In 1916, Kilisli Mua‛llim Rif‛at (1876-1953) published a first complete edition with a Turkish translation based on the Berlin manuscript.

In 1922, Vasily Vladimirovich Bartold completed his Russian translation of the remaining 8 stories (not published until 1950 by Hamid Arasli [1902-1983] and Mämmädhüseyn Tähmasib [1907-1982] for ideological reasons).

In 1938, Orhan Șaid Gökyay (1902-1994) published the text in Latin transliteration based on Rif‛at.

In 1939, Hamid Arasli (1902-1983) published a Russian translation in Baku (Azerbaijan).

In 1950, a Turkmen translation was published by Mäti Kösäyev (1906-1974) (confiscated in 1951 for ideological reasons and republished in 1990 ).

In 1952, Ettore Rossi published an Italian translation and reproduction of the Vatican manuscript he had discovered.

In 1958, Muharrem Ergin provided the first complete edition of the Dresden manuscript and Joachim Hein the first complete German translation based on Rif‛at with explanatory notes.

In 1974, the first English translation was published by Geoffrey Lewis.

In 1988, the first complete Azerbaijani translation was published in Baku.

In 1995, Hanspeter Achmed Schmiede presented a German translation based on the Berlin manuscript.

In 1999, an international symposium was organised in Dresden on the occasion of a commemorative year proclaimed by the Republic of Azerbaijan and UNESCO to mark the 1300th anniversary of the Dede Korkud.

In 2000, Hanspeter Achmed Schmiede procured a critical edition of the Dresden manuscript in Latin transliteration with an imprint of the Dresden manuscript. The Dresden manuscript was photographed throughout and made accessible in the image database of the Deutsche Fotothek.
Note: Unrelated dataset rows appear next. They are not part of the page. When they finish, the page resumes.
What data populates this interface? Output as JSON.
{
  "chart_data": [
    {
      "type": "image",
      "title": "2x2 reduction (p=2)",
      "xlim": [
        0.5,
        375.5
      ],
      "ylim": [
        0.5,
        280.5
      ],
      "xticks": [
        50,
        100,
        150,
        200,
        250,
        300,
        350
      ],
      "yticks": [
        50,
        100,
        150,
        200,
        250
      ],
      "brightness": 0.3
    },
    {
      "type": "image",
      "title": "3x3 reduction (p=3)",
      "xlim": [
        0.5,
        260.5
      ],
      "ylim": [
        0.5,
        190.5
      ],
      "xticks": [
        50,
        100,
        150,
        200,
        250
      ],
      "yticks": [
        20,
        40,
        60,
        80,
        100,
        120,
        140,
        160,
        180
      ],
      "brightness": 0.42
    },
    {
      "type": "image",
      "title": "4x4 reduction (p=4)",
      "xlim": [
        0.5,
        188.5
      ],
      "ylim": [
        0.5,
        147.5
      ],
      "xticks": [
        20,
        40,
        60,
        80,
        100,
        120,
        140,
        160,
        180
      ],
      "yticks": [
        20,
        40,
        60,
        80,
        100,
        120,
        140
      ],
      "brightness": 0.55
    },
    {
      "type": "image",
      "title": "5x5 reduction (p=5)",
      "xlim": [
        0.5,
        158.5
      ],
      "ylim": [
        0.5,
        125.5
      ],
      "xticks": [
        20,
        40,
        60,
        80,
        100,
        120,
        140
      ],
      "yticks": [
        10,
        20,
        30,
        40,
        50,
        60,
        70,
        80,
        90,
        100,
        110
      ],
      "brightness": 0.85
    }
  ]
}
A separate department for Dede Korkut research was founded at the Folklore Institute of the Azerbaijani Academy of Sciences.

In 2001, Semih Tezcan and Hendrik Boeschoten edited the Dresden and Vatican manuscripts in Latin transliteration (review here).

In 2008 (Azerbaijani Cultural Year), Hendrik Boeschoten presented a German translation of the Dresden manuscript, which was digitised in the same year at the Dresden Digitisation Centre and made available worldwide via the Digital Collections of the SLUB. The original was exhibited in the exhibition "Azerbaijan. Land of Fire - History and Culture in the Caucasus" at the Japanische Palais in Dresden.

In 2015, on the occasion of the 200th anniversary of the publication of Heinrich Friedrich von Diez, an international conference on the topic of "Tolerance in the Epic 'Kitabi Dede Korkut' as one of the Literary Sources of Azerbaijani Multiculturalism" was held at SLUB. The docufictional music theatre piece "Dede Korkut - Die Kunde von Tepegöz" was premiered at the Festspielhaus Hellerau.

In 2018, the Dede Korkut stories were inscribed on the "Representative List of the Intangible Cultural Heritage of Humanity" by the UNESCO World Heritage Commission.

The "Book of Dede Korkut" has been considered a national epic in Turkey, Azerbaijan and Turkmenistan for around 80 years, and even children read it at school. Accordingly, there are numerous publications about this identity-creating literary monument and at the same time about the Dresden manuscript as the most complete textual witness. The UNESCO World Heritage Declaration and the new discovery of three more manuscripts in 2017 and 2018 (see chapter "Other manuscripts") brought a new impetus for scholarly and public reception. In Turkey alone, a total of 14 dissertations, 19 scholarly and 94 popular monographs, 10 textbooks, 101 articles and 52 scholarly essays were published in 2020 and 2021. There were 48 conferences and projects.

In October 2024, a diplomatic edition of the 12 stories according to the Dresden manuscript and the newly discovered 13th story with German translation, edited by Ergün Özsoy and Klaus Wolf, is to be published by De Gruyter.